Prince Harry ’s claims in his new book have caused deep pain to his father, a friend of King Charles has said.
Jonathan Dimbleby believes that the monarch is “very frustrated” by the situation and “would be very anxious to bring it to an end.”
The broadcaster interviewed Charles in 1994 when the then Prince of Wales admitted to having an affair, and the pair have maintained a friendship ever since.
The memoir, Spare, is due to be released on Tuesday in the UK but was accidentally released early in Spain.
In it he includes personal details of his love life, drug-taking and rifts within his family.
Referring to the book, Mr Dimbleby told BBC Radio 4’s Today programme that Charles is possibly "deeply pained by it but he will get on with the job - that's what they do".
He also said the disclosures in Harry's memoir are the sort that usually “come from B-list celebrities”, and that he was “perplexed” by Harry’s decision to publish.
Mr Dimbley told the broadcaster: "I'm concerned incidentally that everyone uses the word 'revelations'.
"Yes, there are obviously revelations about how he lost his virginity, taking drugs and how many people he feels he might have shot down in Afghanistan from his Apache, but those are the kinds of revelations in part that you would expect, I suppose, from a kind of B-list celebrity.
"Much more significant are not what you would call revelations but allegations - complaints, the anger and pain of what he is saying.

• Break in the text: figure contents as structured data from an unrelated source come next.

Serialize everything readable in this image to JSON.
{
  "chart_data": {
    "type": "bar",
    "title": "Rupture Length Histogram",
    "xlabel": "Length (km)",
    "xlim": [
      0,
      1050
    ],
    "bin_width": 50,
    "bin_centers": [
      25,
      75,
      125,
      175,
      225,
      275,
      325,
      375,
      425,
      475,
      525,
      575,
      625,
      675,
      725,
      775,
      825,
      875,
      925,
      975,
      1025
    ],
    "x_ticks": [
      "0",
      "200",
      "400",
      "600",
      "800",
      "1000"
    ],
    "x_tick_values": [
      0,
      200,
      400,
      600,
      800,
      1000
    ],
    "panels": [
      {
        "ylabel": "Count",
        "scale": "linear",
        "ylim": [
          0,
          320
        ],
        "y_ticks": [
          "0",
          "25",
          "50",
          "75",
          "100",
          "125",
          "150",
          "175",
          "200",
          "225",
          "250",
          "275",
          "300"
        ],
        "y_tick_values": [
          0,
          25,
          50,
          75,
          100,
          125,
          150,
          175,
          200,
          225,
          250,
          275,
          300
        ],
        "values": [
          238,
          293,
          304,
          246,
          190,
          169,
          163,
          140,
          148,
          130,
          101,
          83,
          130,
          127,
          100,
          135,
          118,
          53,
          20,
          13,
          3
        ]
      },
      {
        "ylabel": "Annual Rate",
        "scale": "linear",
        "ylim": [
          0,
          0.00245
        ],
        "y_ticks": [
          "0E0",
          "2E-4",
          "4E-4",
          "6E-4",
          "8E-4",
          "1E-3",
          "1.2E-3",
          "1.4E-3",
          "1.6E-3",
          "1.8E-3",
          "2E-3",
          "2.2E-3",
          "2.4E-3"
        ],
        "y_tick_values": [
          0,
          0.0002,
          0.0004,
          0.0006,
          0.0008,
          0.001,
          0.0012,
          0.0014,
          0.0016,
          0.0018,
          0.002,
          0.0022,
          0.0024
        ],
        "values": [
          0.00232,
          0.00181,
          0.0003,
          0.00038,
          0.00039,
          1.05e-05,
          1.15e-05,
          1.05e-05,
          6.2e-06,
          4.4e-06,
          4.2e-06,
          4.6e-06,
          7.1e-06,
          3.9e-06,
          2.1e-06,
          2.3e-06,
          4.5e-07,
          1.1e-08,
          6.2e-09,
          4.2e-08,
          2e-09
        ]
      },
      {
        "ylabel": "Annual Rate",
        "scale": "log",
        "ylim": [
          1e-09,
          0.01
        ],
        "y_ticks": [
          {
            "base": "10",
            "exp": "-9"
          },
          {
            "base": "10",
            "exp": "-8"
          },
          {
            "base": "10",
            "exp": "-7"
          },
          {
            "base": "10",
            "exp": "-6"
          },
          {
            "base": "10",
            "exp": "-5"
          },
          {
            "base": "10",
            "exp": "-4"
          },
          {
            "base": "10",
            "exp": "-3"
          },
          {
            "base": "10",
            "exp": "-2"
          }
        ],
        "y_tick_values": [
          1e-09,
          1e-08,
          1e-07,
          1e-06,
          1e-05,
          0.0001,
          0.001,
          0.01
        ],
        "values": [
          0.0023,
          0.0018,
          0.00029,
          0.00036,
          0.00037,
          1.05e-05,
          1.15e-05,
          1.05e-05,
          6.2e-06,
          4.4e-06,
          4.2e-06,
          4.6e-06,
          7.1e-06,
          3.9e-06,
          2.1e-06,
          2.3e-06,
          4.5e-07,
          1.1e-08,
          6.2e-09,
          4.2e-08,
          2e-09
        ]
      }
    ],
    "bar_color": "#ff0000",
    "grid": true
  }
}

"His assertion that this is his side because so far there has only been one side. It seems to me that I have not heard the other side at all because the other side is always silent."
In a clip which was released ahead of the interview on Sunday, Harry said he would like to reconciled with his family and that conversations need to be had.
Mr Dimbleby continued: "So I am perplexed.
"I genuinely can't believe it is merely to make a great deal of money because of the perfectly natural urge to want to protect his family, his wife and his children in a very uncertain future.
"I think there is much more to that, but if he wants reconciliation, I don't understand how you do it by, as it were metaphorically, sitting in your Apache and firing pot shots at people who are not going to fire back, as he must very well know."
He added that Harry actions go back to "the acute enduring distress of the loss" of his mother Diana, Princess of Wales, who died in a car crash in 1997.
Speaking on whether or not Harry would be invited to the coronation, he said that he would be
"very surprised" if he was not, because to do otherwise would "simply fuel the flames".
He added that questions over a range of issues in the royal family such as transparency, funding, and its scale and size, remain, but Mr Dimbleby did not feel it is under threat or that Charles's reputation has been damaged.